ALBUM REVIEW: ILYSM – Wild Pink
WILD PINK return for their fourth full-length album ILYSM. Released on Royal Mountain Records, this newest addition to their discography is their most emotionally significant release to date. It’s an immersive album in an almost dreamscape style that allows the band’s unfiltered emotion to flow through the listener.
WILD PINK consists of John Ross (vocals/guitar), Dan Keegan (drums) and Arden Yonkers (bass), though this album has a long list of features including J Mascis, Julien Baker, Ryley Walker, Yasmin Williams and Samantha Crain as well as a variety of guest producers. This release has been used as a way to document and reflect on leader John Ross‘ two-year journey with his cancer diagnosis and treatment. Considering that in the UK alone someone is diagnosed with cancer every two minutes, there is a ridiculously large pool of people that could potentially empathise with the story and benefit from the release the music could give them.
This 12-track album gives an otherworldly, ethereal experience that will help anyone escape their reality if only for an hour or so. In a style that could only be described as dreamy acoustic indie rock, these tracks are perfect to listen to as you lay back and just get in your feelings. From beginning to end, the album has a mixture of soothing and entrancing melodies with the occasional tinge of angst – it’s a perfect balance to where it adds emphasis and emotion, but still lets the album stay as an acoustic, more gentle, release.
The tracks themselves are quite lengthy, with ILYSM, Sucking On The Birdshot and The Grass Widow In The Glass Window each surpassing the six-minute mark, while the shortest song on the album Hell Is Cold is just over two and a half minutes which is roughly the industry average at the moment. Surprisingly though, the tracks don’t feel too long at all. In fact, Hell Is Cold actually has a rather sharp and abrupt ending, making it seem like it should have gone on for longer but was cut short. Another track with a blunt ending is See You Better Now and whilst the jarring ending certainly adds a level of impact, they do throw the listener for a loop. It means the next song has started before you’ve even realised that the previous song was supposed to end and it wasn’t just a streaming glitch.
Taking into account the meaning of the album, the mixture of abrupt endings, slow builds and drawn-out tracks can be linked directly to how people feel throughout their cancer journeys which is incredibly clever on WILD PINK‘s part. Other than the endings, most of the songs sound pretty similar, but for an album so entrancing and otherworldly, it works well. If the songs were flitting between rhythms and genres, it wouldn’t be as immersive or as captivating as it ends up being.
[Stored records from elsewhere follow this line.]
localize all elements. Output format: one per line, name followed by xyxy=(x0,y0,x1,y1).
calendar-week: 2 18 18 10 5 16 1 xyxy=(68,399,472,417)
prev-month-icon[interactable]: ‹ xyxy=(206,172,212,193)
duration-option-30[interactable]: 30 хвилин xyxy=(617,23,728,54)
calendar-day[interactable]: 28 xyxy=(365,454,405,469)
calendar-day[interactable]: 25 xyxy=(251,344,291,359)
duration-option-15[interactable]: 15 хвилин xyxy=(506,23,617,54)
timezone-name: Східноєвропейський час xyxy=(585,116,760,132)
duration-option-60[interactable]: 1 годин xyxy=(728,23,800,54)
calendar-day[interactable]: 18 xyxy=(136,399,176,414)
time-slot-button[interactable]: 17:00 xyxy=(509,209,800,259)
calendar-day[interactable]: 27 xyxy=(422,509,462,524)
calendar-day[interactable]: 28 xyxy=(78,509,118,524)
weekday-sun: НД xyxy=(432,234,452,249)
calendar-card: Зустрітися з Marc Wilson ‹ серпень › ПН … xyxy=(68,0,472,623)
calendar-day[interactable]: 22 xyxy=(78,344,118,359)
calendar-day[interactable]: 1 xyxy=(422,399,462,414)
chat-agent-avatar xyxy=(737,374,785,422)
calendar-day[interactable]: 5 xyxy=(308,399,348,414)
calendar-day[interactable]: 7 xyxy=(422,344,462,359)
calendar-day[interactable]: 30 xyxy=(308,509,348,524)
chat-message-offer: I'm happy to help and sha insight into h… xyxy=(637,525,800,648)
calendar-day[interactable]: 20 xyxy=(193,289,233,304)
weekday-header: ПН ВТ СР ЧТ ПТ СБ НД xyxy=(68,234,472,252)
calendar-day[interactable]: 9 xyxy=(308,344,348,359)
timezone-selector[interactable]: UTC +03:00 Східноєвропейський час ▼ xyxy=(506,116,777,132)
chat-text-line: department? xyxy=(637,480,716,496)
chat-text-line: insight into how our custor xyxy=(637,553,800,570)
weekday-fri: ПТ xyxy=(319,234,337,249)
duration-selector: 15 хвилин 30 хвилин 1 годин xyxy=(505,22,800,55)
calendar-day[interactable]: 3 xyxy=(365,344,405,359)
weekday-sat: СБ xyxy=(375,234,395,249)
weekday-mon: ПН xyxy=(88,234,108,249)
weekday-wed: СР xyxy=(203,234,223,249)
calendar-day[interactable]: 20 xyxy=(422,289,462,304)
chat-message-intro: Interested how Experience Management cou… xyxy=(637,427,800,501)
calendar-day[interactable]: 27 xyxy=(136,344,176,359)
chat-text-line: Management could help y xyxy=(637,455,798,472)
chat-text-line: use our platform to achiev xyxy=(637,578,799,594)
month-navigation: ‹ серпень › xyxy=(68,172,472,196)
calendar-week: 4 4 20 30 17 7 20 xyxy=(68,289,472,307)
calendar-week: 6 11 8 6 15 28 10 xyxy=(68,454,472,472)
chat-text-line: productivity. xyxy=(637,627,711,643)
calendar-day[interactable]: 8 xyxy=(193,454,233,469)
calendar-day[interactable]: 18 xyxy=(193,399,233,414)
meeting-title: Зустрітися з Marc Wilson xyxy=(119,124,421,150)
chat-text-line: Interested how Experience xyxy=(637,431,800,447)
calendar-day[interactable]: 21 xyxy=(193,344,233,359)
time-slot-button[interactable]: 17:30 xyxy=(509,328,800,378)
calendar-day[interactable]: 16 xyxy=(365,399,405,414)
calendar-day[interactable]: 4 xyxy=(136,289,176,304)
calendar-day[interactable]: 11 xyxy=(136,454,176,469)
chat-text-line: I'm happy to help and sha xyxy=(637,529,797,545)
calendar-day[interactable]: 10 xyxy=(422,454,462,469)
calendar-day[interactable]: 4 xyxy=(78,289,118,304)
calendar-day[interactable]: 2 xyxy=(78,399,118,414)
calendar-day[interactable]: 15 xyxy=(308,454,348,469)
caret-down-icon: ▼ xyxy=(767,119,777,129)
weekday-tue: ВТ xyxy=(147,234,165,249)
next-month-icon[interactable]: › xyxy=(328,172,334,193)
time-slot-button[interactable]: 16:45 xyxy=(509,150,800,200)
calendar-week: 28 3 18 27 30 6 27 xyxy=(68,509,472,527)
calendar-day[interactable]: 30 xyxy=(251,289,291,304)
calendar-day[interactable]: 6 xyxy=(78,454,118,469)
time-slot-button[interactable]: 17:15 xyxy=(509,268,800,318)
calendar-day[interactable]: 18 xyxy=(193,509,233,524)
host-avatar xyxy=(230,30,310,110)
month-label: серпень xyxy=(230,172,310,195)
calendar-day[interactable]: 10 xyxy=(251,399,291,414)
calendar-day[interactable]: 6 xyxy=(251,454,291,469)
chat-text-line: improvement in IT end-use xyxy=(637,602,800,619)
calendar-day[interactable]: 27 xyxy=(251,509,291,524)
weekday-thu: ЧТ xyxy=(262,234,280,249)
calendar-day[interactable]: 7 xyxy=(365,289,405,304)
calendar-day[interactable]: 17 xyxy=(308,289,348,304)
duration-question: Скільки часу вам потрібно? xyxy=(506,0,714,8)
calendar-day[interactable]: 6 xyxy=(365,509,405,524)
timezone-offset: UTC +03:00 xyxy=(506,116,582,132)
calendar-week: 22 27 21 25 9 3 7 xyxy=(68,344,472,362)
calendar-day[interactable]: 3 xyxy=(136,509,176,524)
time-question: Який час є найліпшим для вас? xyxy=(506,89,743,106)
It comes as no surprise that the best song off of the album is the title track, ILYSM. Its placement on the tracklisting is perfection. It adds stronger guitar and basslines with a vocal build-up (almost like chants) that works perfectly with the delay/distortion on the main vocals. Overall, ILYSM is the main character of this album and helps the listener to stay engaged instead of zoning out or relegating the release to background music. If acoustic indie rock is what you’re looking for, this album is a belter.
Rating: 8/10
ILYSM is out now via Royal Mountain Records.